The general rule is simple: if the rice still has its colored outer layer, it’s a whole grain. If it’s white and polished, it’s refined.

Parboiled Rice: A Special Case

Parboiled rice is steamed in its husk before milling, which drives some nutrients from the bran into the endosperm. Parboiled brown rice is classified by the USDA as a whole grain. Parboiled white rice, however, is still a refined grain since the bran has been removed.
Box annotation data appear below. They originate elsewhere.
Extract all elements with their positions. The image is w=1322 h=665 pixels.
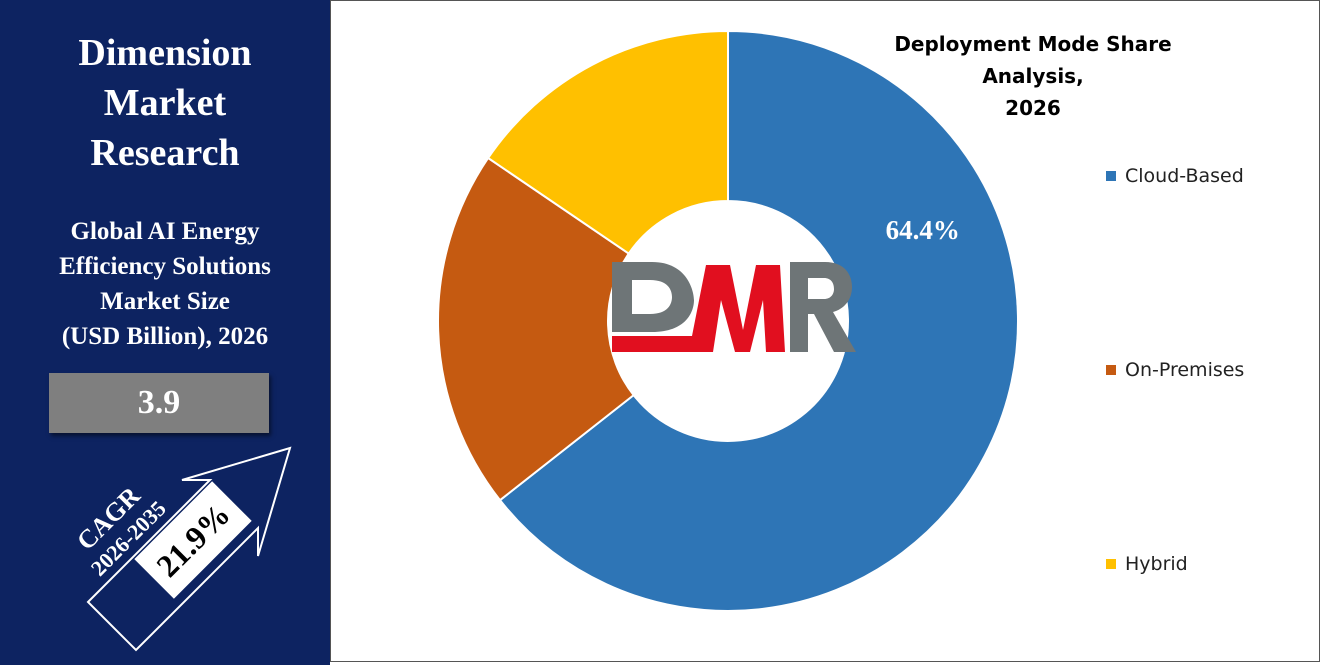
chart-title: Deployment Mode Share Analysis, 2026 [858, 28, 1208, 124]
legend-swatch-cloud [1106, 171, 1116, 181]
subtitle-line-2: Efficiency Solutions [59, 253, 271, 280]
brand-line-1: Dimension [78, 32, 252, 74]
legend-swatch-hybrid [1106, 559, 1116, 569]
brand-line-3: Research [90, 132, 240, 174]
legend-swatch-onprem [1106, 365, 1116, 375]
legend-label-onprem: On-Premises [1125, 359, 1245, 381]
subtitle-line-1: Global AI Energy [70, 218, 260, 245]
chart-title-line-2: 2026 [1005, 96, 1061, 120]
slice-data-label-cloud: 64.4% [886, 215, 960, 245]
slice-on-premises[interactable] [437, 156, 636, 502]
growth-arrow-icon [86, 446, 292, 652]
chart-panel [330, 0, 1320, 662]
brand-line-2: Market [103, 82, 227, 124]
market-subtitle: Global AI Energy Efficiency Solutions Ma… [0, 214, 330, 354]
slice-hybrid[interactable] [486, 29, 729, 255]
market-value-box: 3.9 [49, 373, 269, 433]
sidebar-panel: Dimension Market Research Global AI Ener… [0, 0, 330, 665]
legend-item-cloud-based[interactable]: Cloud-Based [1106, 164, 1244, 188]
legend-item-on-premises[interactable]: On-Premises [1106, 358, 1244, 382]
chart-title-line-1: Deployment Mode Share Analysis, [894, 32, 1172, 88]
legend-label-cloud: Cloud-Based [1125, 165, 1244, 187]
brand-title: Dimension Market Research [0, 28, 330, 178]
slice-cloud-based[interactable] [498, 29, 1019, 612]
dmr-logo [612, 262, 856, 352]
subtitle-line-3: Market Size [100, 288, 230, 315]
legend-item-hybrid[interactable]: Hybrid [1106, 552, 1188, 576]
legend-label-hybrid: Hybrid [1125, 553, 1188, 575]
subtitle-line-4: (USD Billion), 2026 [61, 323, 269, 350]
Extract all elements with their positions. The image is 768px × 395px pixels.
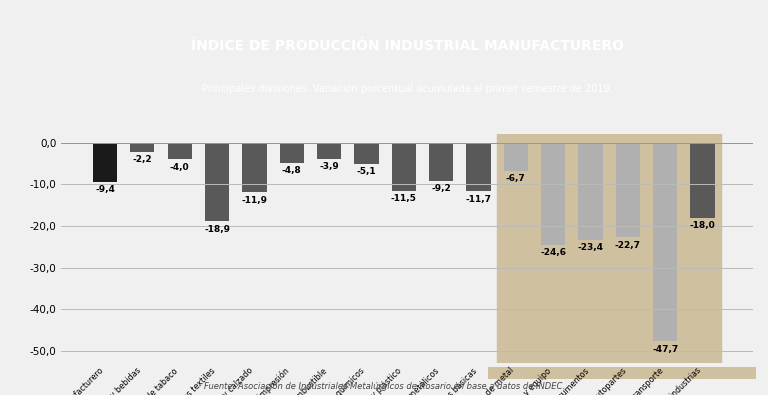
Bar [504,143,528,171]
Text: -4,8: -4,8 [282,166,302,175]
Text: -9,2: -9,2 [432,184,451,193]
Text: -18,9: -18,9 [204,225,230,234]
Text: -24,6: -24,6 [540,248,566,258]
Text: -5,1: -5,1 [356,167,376,176]
Bar [466,143,491,191]
Bar [167,143,192,159]
Text: Fuente: Asociación de Industriales Metalúrgicos de Rosario en base a datos de IN: Fuente: Asociación de Industriales Metal… [204,382,564,391]
Bar [131,143,154,152]
Bar [578,143,603,240]
Text: -22,7: -22,7 [615,241,641,250]
Bar [354,143,379,164]
Text: -11,5: -11,5 [391,194,417,203]
Text: -18,0: -18,0 [690,221,716,230]
Bar [497,134,721,363]
Bar [317,143,341,159]
Bar [93,143,118,182]
Bar [541,143,565,245]
Text: -4,0: -4,0 [170,163,190,171]
Text: -9,4: -9,4 [95,185,115,194]
Text: -3,9: -3,9 [319,162,339,171]
Bar [280,143,304,163]
Text: ÍNDICE DE PRODUCCIÓN INDUSTRIAL MANUFACTURERO: ÍNDICE DE PRODUCCIÓN INDUSTRIAL MANUFACT… [190,40,624,53]
Text: -11,7: -11,7 [465,195,492,204]
Bar [205,143,229,221]
Text: -47,7: -47,7 [652,345,678,354]
Bar [653,143,677,341]
Text: Principales divisiones. Variación porcentual acumulada al primer semestre de 201: Principales divisiones. Variación porcen… [202,84,612,94]
Text: -6,7: -6,7 [506,174,525,183]
Bar [242,143,266,192]
Bar [429,143,453,181]
Text: -11,9: -11,9 [241,196,267,205]
Text: -2,2: -2,2 [133,155,152,164]
Bar [392,143,416,190]
Text: -23,4: -23,4 [578,243,604,252]
Bar [616,143,640,237]
Bar [690,143,715,218]
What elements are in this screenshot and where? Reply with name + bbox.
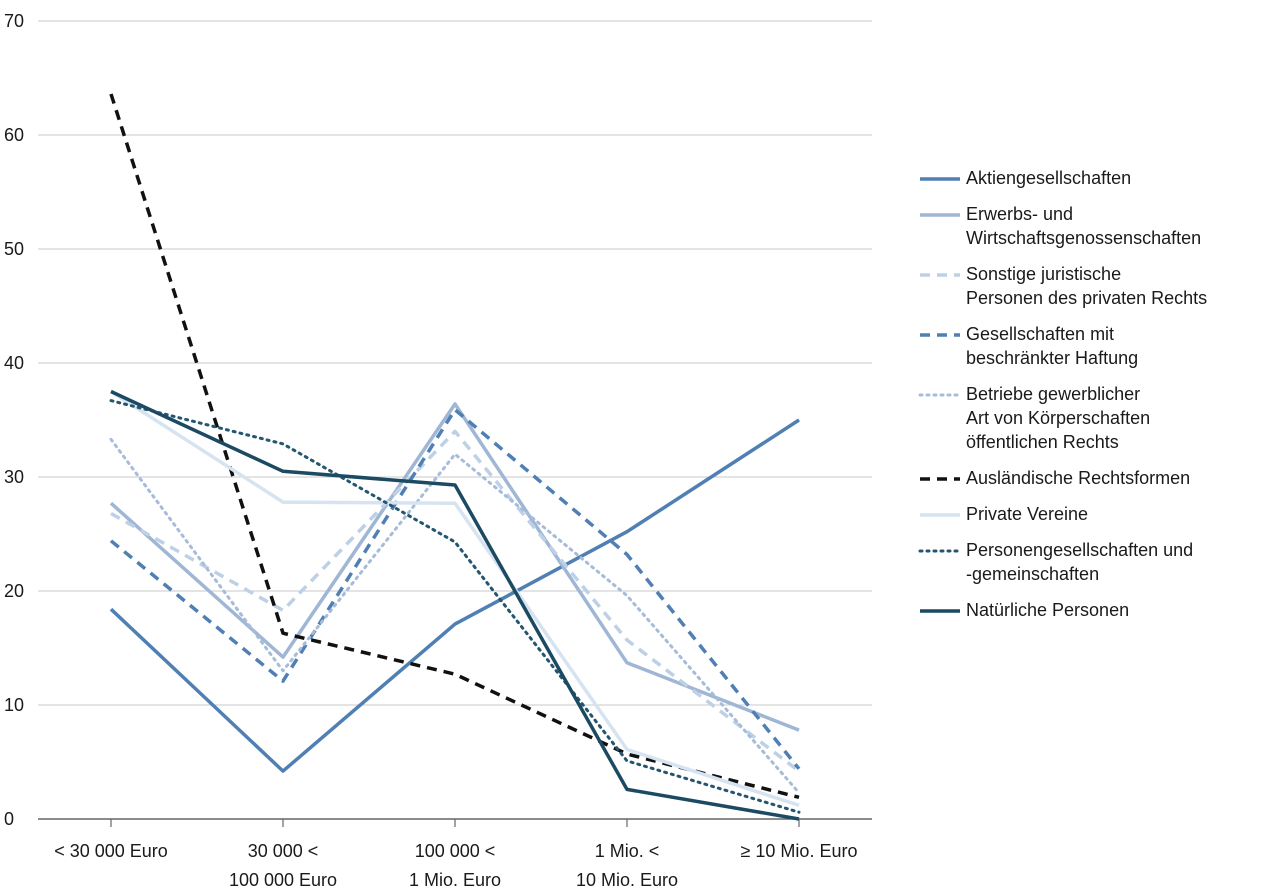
legend-swatch: [920, 609, 960, 613]
legend-label: Gesellschaften mit beschränkter Haftung: [966, 324, 1139, 368]
x-tick-label: 30 000 <100 000 Euro: [229, 841, 337, 889]
legend-item: Sonstige juristische Personen des privat…: [918, 262, 1258, 310]
y-tick-label: 10: [4, 695, 24, 715]
legend-label: Aktiengesellschaften: [966, 168, 1132, 188]
x-tick-label: ≥ 10 Mio. Euro: [741, 841, 858, 861]
legend-swatch: [920, 213, 960, 217]
y-axis-ticks: 0 10 20 30 40 50 60 70: [4, 11, 24, 829]
y-tick-label: 30: [4, 467, 24, 487]
x-tick-label: 1 Mio. <10 Mio. Euro: [576, 841, 678, 889]
legend-swatch: [920, 273, 960, 277]
x-axis-ticks: < 30 000 Euro 30 000 <100 000 Euro 100 000…: [54, 819, 857, 889]
x-tick-label: < 30 000 Euro: [54, 841, 168, 861]
legend-swatch: [920, 177, 960, 181]
series-lines: [109, 93, 801, 821]
y-tick-label: 60: [4, 125, 24, 145]
y-tick-label: 20: [4, 581, 24, 601]
legend-label: Personengesellschaften und ‑gemeinschaft…: [966, 540, 1194, 584]
legend-label: Betriebe gewerblicher Art von Körperscha…: [966, 384, 1151, 452]
series-line-0: [109, 418, 800, 773]
y-tick-label: 0: [4, 809, 14, 829]
series-line-1: [109, 402, 800, 732]
legend-item: Private Vereine: [918, 502, 1258, 526]
legend-item: Natürliche Personen: [918, 598, 1258, 622]
legend-item: Aktiengesellschaften: [918, 166, 1258, 190]
legend-label: Natürliche Personen: [966, 600, 1130, 620]
y-tick-label: 40: [4, 353, 24, 373]
legend: Aktiengesellschaften Erwerbs‑ und Wirtsch…: [918, 166, 1258, 634]
series-line-6: [110, 390, 800, 807]
series-line-3: [109, 407, 801, 770]
legend-swatch: [918, 393, 962, 397]
legend-item: Ausländische Rechtsformen: [918, 466, 1258, 490]
legend-item: Gesellschaften mit beschränkter Haftung: [918, 322, 1258, 370]
legend-item: Erwerbs‑ und Wirtschaftsgenossenschaften: [918, 202, 1258, 250]
legend-label: Sonstige juristische Personen des privat…: [966, 264, 1208, 308]
series-line-7: [109, 399, 801, 814]
series-line-2: [110, 429, 801, 773]
series-line-8: [110, 389, 800, 821]
legend-label: Private Vereine: [966, 504, 1089, 524]
legend-label: Ausländische Rechtsformen: [966, 468, 1191, 488]
legend-swatch: [920, 477, 960, 481]
series-line-4: [109, 437, 801, 795]
y-tick-label: 50: [4, 239, 24, 259]
legend-item: Betriebe gewerblicher Art von Körperscha…: [918, 382, 1258, 454]
legend-swatch: [920, 513, 960, 517]
legend-swatch: [918, 549, 962, 553]
x-tick-label: 100 000 <1 Mio. Euro: [409, 841, 501, 889]
legend-swatch: [920, 333, 960, 337]
y-tick-label: 70: [4, 11, 24, 31]
legend-label: Erwerbs‑ und Wirtschaftsgenossenschaften: [966, 204, 1202, 248]
legend-item: Personengesellschaften und ‑gemeinschaft…: [918, 538, 1258, 586]
grid-lines: [38, 20, 872, 820]
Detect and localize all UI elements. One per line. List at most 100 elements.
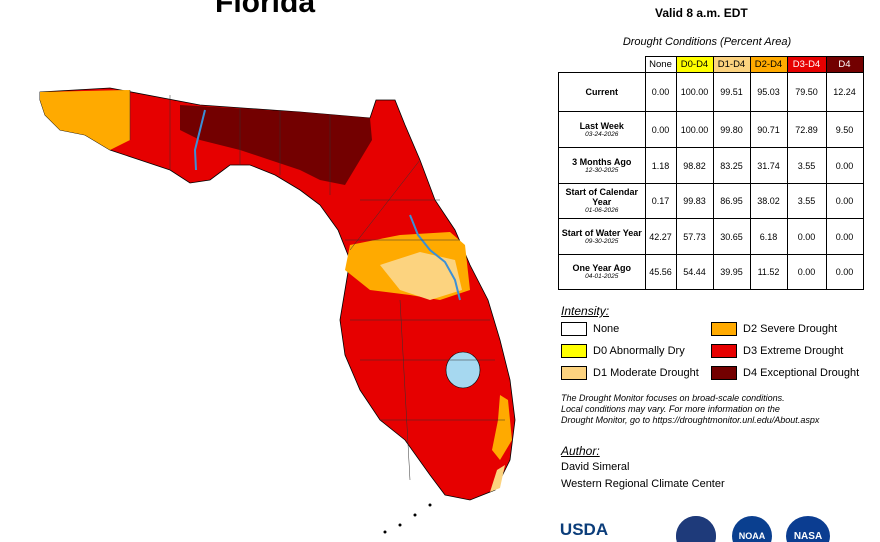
table-cell: 95.03	[749, 72, 788, 112]
logo: NOAA	[732, 516, 772, 542]
table-cell: 9.50	[825, 111, 864, 148]
table-cell: 0.00	[825, 254, 864, 290]
row-name: One Year Ago	[572, 263, 632, 273]
legend-label: None	[593, 323, 620, 335]
column-header: None	[644, 56, 677, 73]
column-header: D0-D4	[675, 56, 714, 73]
legend-swatch	[561, 344, 587, 358]
table-cell: 39.95	[712, 254, 751, 290]
legend-item: D3 Extreme Drought	[711, 344, 843, 358]
keys	[383, 503, 432, 534]
table-cell: 1.18	[644, 147, 677, 184]
logo-seal	[676, 516, 716, 542]
legend-label: D0 Abnormally Dry	[593, 345, 685, 357]
legend-swatch	[711, 366, 737, 380]
table-cell: 54.44	[675, 254, 714, 290]
table-cell: 3.55	[786, 183, 827, 219]
table-cell: 57.73	[675, 218, 714, 255]
area-d2-west	[40, 90, 130, 150]
logo: USDA	[559, 520, 609, 539]
table-cell: 38.02	[749, 183, 788, 219]
table-cell: 42.27	[644, 218, 677, 255]
row-date: 03-24-2026	[585, 130, 619, 138]
legend-item: None	[561, 322, 619, 336]
column-header: D3-D4	[786, 56, 827, 73]
note-line: The Drought Monitor focuses on broad-sca…	[561, 393, 785, 403]
table-cell: 98.82	[675, 147, 714, 184]
table-row: Last Week 03-24-2026 0.00 100.00 99.80 90.71 7…	[558, 111, 864, 148]
table-cell: 11.52	[749, 254, 788, 290]
row-date: 12-30-2025	[585, 166, 619, 174]
legend-swatch	[711, 344, 737, 358]
row-label: Start of Calendar Year 01-06-2026	[558, 183, 646, 219]
table-cell: 0.00	[644, 111, 677, 148]
area-d1-central	[380, 252, 462, 300]
table-cell: 31.74	[749, 147, 788, 184]
note: The Drought Monitor focuses on broad-sca…	[561, 393, 819, 426]
legend-title: Intensity:	[561, 304, 610, 318]
author-line: Western Regional Climate Center	[561, 478, 725, 490]
table-cell: 0.00	[644, 72, 677, 112]
row-date: 09-30-2025	[585, 237, 619, 245]
table-cell: 99.51	[712, 72, 751, 112]
table-cell: 90.71	[749, 111, 788, 148]
table-row: Current 0.00 100.00 99.51 95.03 79.50 12.24	[558, 72, 864, 112]
legend-item: D0 Abnormally Dry	[561, 344, 685, 358]
row-name: 3 Months Ago	[572, 156, 632, 167]
row-label: 3 Months Ago 12-30-2025	[558, 147, 646, 184]
row-label: Current	[558, 72, 646, 112]
logo: NASA	[786, 516, 830, 542]
table-row: Start of Water Year 09-30-2025 42.27 57.73 3…	[558, 218, 864, 255]
table-row: 3 Months Ago 12-30-2025 1.18 98.82 83.25 31.7…	[558, 147, 864, 184]
row-name: Start of Water Year	[561, 227, 642, 238]
area-d4	[180, 105, 372, 185]
table-cell: 0.00	[786, 254, 827, 290]
table-cell: 45.56	[644, 254, 677, 290]
map	[39, 87, 516, 534]
legend-item: D1 Moderate Drought	[561, 366, 699, 380]
state-d3	[39, 87, 516, 501]
corner-cell	[558, 56, 646, 73]
table-cell: 12.24	[825, 72, 864, 112]
row-label: One Year Ago 04-01-2025	[558, 254, 646, 290]
header-row: None D0-D4 D1-D4 D2-D4 D3-D4 D4	[558, 56, 864, 73]
column-header: D1-D4	[712, 56, 751, 73]
row-label: Last Week 03-24-2026	[558, 111, 646, 148]
column-header: D2-D4	[749, 56, 788, 73]
area-d1-coast	[490, 465, 505, 492]
river	[409, 214, 461, 301]
row-name: Start of Calendar Year	[565, 187, 638, 207]
county-lines	[129, 90, 505, 481]
legend-item: D4 Exceptional Drought	[711, 366, 859, 380]
lake-okeechobee	[445, 351, 481, 389]
legend-label: D2 Severe Drought	[743, 323, 838, 335]
row-date: 01-06-2026	[585, 207, 619, 214]
river	[193, 109, 206, 171]
table-cell: 99.80	[712, 111, 751, 148]
table-cell: 72.89	[786, 111, 827, 148]
column-header: D4	[825, 56, 864, 73]
table-cell: 0.00	[825, 147, 864, 184]
table-cell: 30.65	[712, 218, 751, 255]
table-cell: 100.00	[675, 72, 714, 112]
legend-label: D4 Exceptional Drought	[743, 367, 860, 379]
table-cell: 0.00	[825, 183, 864, 219]
legend-item: D2 Severe Drought	[711, 322, 837, 336]
table-cell: 79.50	[786, 72, 827, 112]
row-date: 04-01-2025	[585, 273, 619, 280]
row-label: Start of Water Year 09-30-2025	[558, 218, 646, 255]
legend-label: D1 Moderate Drought	[593, 367, 699, 379]
legend-swatch	[711, 322, 737, 336]
legend-swatch	[561, 366, 587, 380]
table-cell: 86.95	[712, 183, 751, 219]
legend-label: D3 Extreme Drought	[743, 345, 844, 357]
table-cell: 6.18	[749, 218, 788, 255]
note-line: Local conditions may vary. For more info…	[561, 404, 780, 414]
author-line: David Simeral	[561, 461, 630, 473]
table-caption: Drought Conditions (Percent Area)	[622, 36, 792, 48]
table-cell: 100.00	[675, 111, 714, 148]
table-row: One Year Ago 04-01-2025 45.56 54.44 39.95 11.…	[558, 254, 864, 290]
table-cell: 0.17	[644, 183, 677, 219]
table-cell: 0.00	[825, 218, 864, 255]
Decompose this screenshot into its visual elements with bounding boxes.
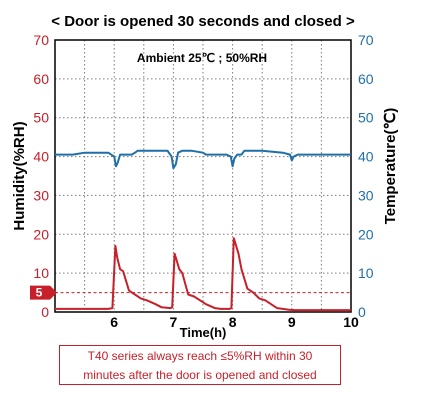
temperature-series-line — [55, 149, 351, 170]
x-axis-label: Time(h) — [180, 325, 227, 340]
y-tick-label-right: 70 — [358, 32, 374, 48]
x-tick-label: 10 — [343, 314, 359, 330]
x-tick-label: 6 — [110, 314, 118, 330]
x-tick-label: 8 — [229, 314, 237, 330]
y-tick-label-right: 0 — [358, 304, 366, 320]
plot-frame — [54, 39, 352, 313]
humidity-series-line — [55, 237, 351, 312]
ambient-annotation: Ambient 25℃ ; 50%RH — [137, 51, 267, 65]
caption-line-2: minutes after the door is opened and clo… — [83, 368, 317, 382]
y-tick-label-left: 40 — [33, 149, 49, 165]
y-tick-label-left: 60 — [33, 71, 49, 87]
x-tick-label: 7 — [170, 314, 178, 330]
threshold-marker — [30, 285, 57, 300]
series-group — [55, 149, 351, 312]
y-tick-label-left: 70 — [33, 32, 49, 48]
y-tick-label-right: 10 — [358, 265, 374, 281]
grid-lines — [55, 40, 351, 312]
y-tick-label-left: 10 — [33, 265, 49, 281]
y-tick-label-right: 40 — [358, 149, 374, 165]
y-tick-label-right: 20 — [358, 226, 374, 242]
x-tick-label: 9 — [288, 314, 296, 330]
y-axis-label-right: Temperature(℃) — [382, 108, 399, 225]
y-tick-label-right: 60 — [358, 71, 374, 87]
threshold-marker-label: 5 — [36, 286, 43, 300]
y-tick-label-right: 30 — [358, 187, 374, 203]
y-tick-label-left: 50 — [33, 110, 49, 126]
y-tick-label-left: 20 — [33, 226, 49, 242]
y-tick-label-left: 30 — [33, 187, 49, 203]
y-tick-label-right: 50 — [358, 110, 374, 126]
threshold-group: 5 — [30, 285, 351, 300]
chart-title: < Door is opened 30 seconds and closed > — [51, 13, 355, 30]
caption-line-1: T40 series always reach ≤5%RH within 30 — [87, 349, 313, 363]
y-tick-label-left: 0 — [41, 304, 49, 320]
y-axis-label-left: Humidity(%RH) — [11, 121, 28, 230]
caption-box: T40 series always reach ≤5%RH within 30 … — [59, 345, 341, 385]
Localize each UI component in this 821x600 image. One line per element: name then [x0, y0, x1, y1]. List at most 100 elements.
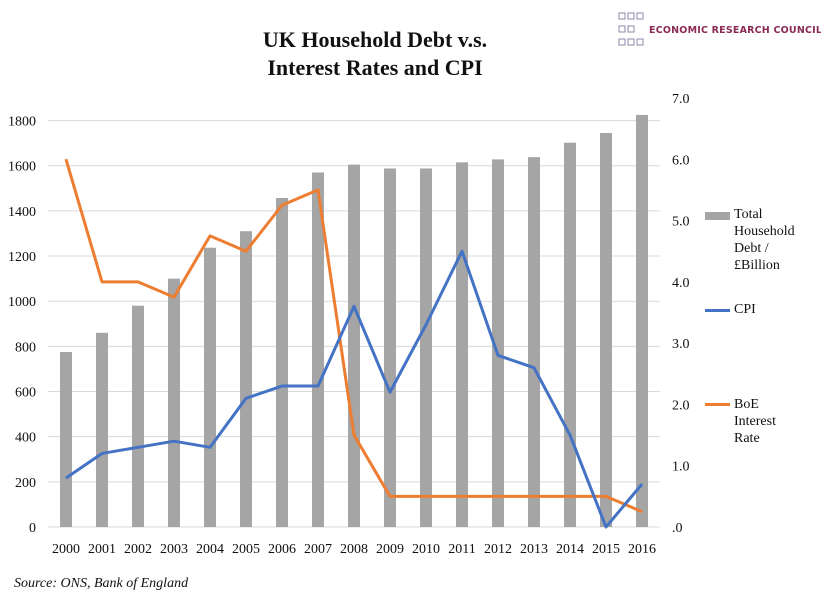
point-cpi-2000	[65, 477, 67, 479]
x-axis-tick-label: 2007	[304, 542, 332, 557]
point-cpi-2005	[245, 397, 247, 399]
left-axis-tick-label: 1600	[8, 160, 36, 175]
bar-debt-2009	[384, 168, 396, 527]
point-boe-2007	[317, 189, 319, 191]
x-axis-tick-label: 2004	[196, 542, 224, 557]
right-axis-tick-label: 6.0	[672, 153, 690, 168]
x-axis-tick-label: 2009	[376, 542, 404, 557]
point-boe-2014	[569, 495, 571, 497]
legend-swatch-debt	[705, 212, 730, 220]
legend-swatch-boe	[705, 403, 730, 406]
x-axis-tick-label: 2006	[268, 542, 296, 557]
point-cpi-2001	[101, 452, 103, 454]
point-cpi-2011	[461, 250, 463, 252]
point-boe-2015	[605, 495, 607, 497]
chart-title-line-2: Interest Rates and CPI	[267, 55, 483, 80]
x-axis-tick-label: 2011	[448, 542, 475, 557]
right-axis-tick-label: .0	[672, 521, 683, 536]
point-boe-2001	[101, 281, 103, 283]
x-axis-tick-label: 2008	[340, 542, 368, 557]
point-boe-2000	[65, 158, 67, 160]
point-cpi-2012	[497, 354, 499, 356]
right-axis-tick-label: 5.0	[672, 215, 690, 230]
bar-debt-2012	[492, 159, 504, 527]
x-axis-tick-label: 2016	[628, 542, 656, 557]
point-cpi-2008	[353, 305, 355, 307]
point-boe-2003	[173, 296, 175, 298]
x-axis-tick-label: 2000	[52, 542, 80, 557]
bar-debt-2000	[60, 352, 72, 527]
left-axis-tick-label: 0	[29, 521, 36, 536]
bar-debt-2015	[600, 132, 612, 527]
point-cpi-2009	[389, 391, 391, 393]
bar-debt-2001	[96, 332, 108, 527]
chart-title-line-1: UK Household Debt v.s.	[262, 27, 488, 52]
right-axis-tick-label: 7.0	[672, 92, 690, 107]
x-axis-tick-label: 2014	[556, 542, 584, 557]
right-axis-tick-label: 4.0	[672, 276, 690, 291]
bar-debt-2011	[456, 162, 468, 527]
point-boe-2011	[461, 495, 463, 497]
bar-debt-2010	[420, 168, 432, 527]
x-axis-tick-label: 2005	[232, 542, 260, 557]
point-boe-2002	[137, 281, 139, 283]
point-boe-2005	[245, 250, 247, 252]
point-cpi-2006	[281, 385, 283, 387]
bar-debt-2003	[168, 278, 180, 527]
point-cpi-2016	[641, 483, 643, 485]
left-axis-tick-label: 200	[15, 476, 36, 491]
x-axis-tick-label: 2015	[592, 542, 620, 557]
point-boe-2012	[497, 495, 499, 497]
point-boe-2009	[389, 495, 391, 497]
point-cpi-2007	[317, 385, 319, 387]
bar-debt-2013	[528, 157, 540, 527]
x-axis-tick-label: 2003	[160, 542, 188, 557]
legend-swatch-cpi	[705, 309, 730, 312]
point-cpi-2014	[569, 434, 571, 436]
bar-debt-2014	[564, 142, 576, 528]
x-axis-tick-label: 2012	[484, 542, 512, 557]
bar-debt-2006	[276, 198, 288, 528]
left-axis-tick-label: 600	[15, 386, 36, 401]
x-axis-tick-label: 2001	[88, 542, 116, 557]
point-cpi-2015	[605, 526, 607, 528]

It does retain more nutrients than standard white rice thanks to that pre-steaming step, but it’s not equivalent to a true whole grain.

How Whole Grain Rice Affects Your Health

The nutritional gap between whole grain and refined rice shows up clearly in blood sugar response. White rice has a high glycemic index of around 73, meaning it causes a relatively fast spike in blood sugar. Brown rice comes in at about 68, placing it in the medium range. That difference matters over time. A systematic review published in BMJ Open found that each daily 50-gram serving of brown rice was associated with a 13% lower risk of type 2 diabetes.

The fiber in whole grain rice also plays a role in digestion and satiety. Because the bran layer slows down how quickly your body breaks down the starch, whole grain rice keeps you feeling full longer than the same portion of white rice. The USDA recommends that at least half of all the grains you eat should be whole grains, and swapping white rice for brown rice is one of their specific suggestions for getting there.

Cooking Whole Grain Rice

The tradeoff with whole grain rice is that it takes longer to cook. Brown rice typically needs about 45 minutes of simmering plus 10 minutes of resting, compared to 15 to 20 minutes for white rice. A good starting ratio is 2 cups of water for every cup of brown rice. Black and red rice have similar cook times to brown rice, sometimes slightly longer.

If the longer cooking time is a barrier, a few approaches help. Soaking brown rice for 30 minutes to an hour before cooking cuts the simmer time noticeably. A rice cooker with a brown rice setting handles the timing automatically. And parboiled brown rice cooks faster than standard brown rice while still qualifying as a whole grain. The texture of whole grain rice is nuttier and chewier than white rice, which some people prefer once they’re used to it.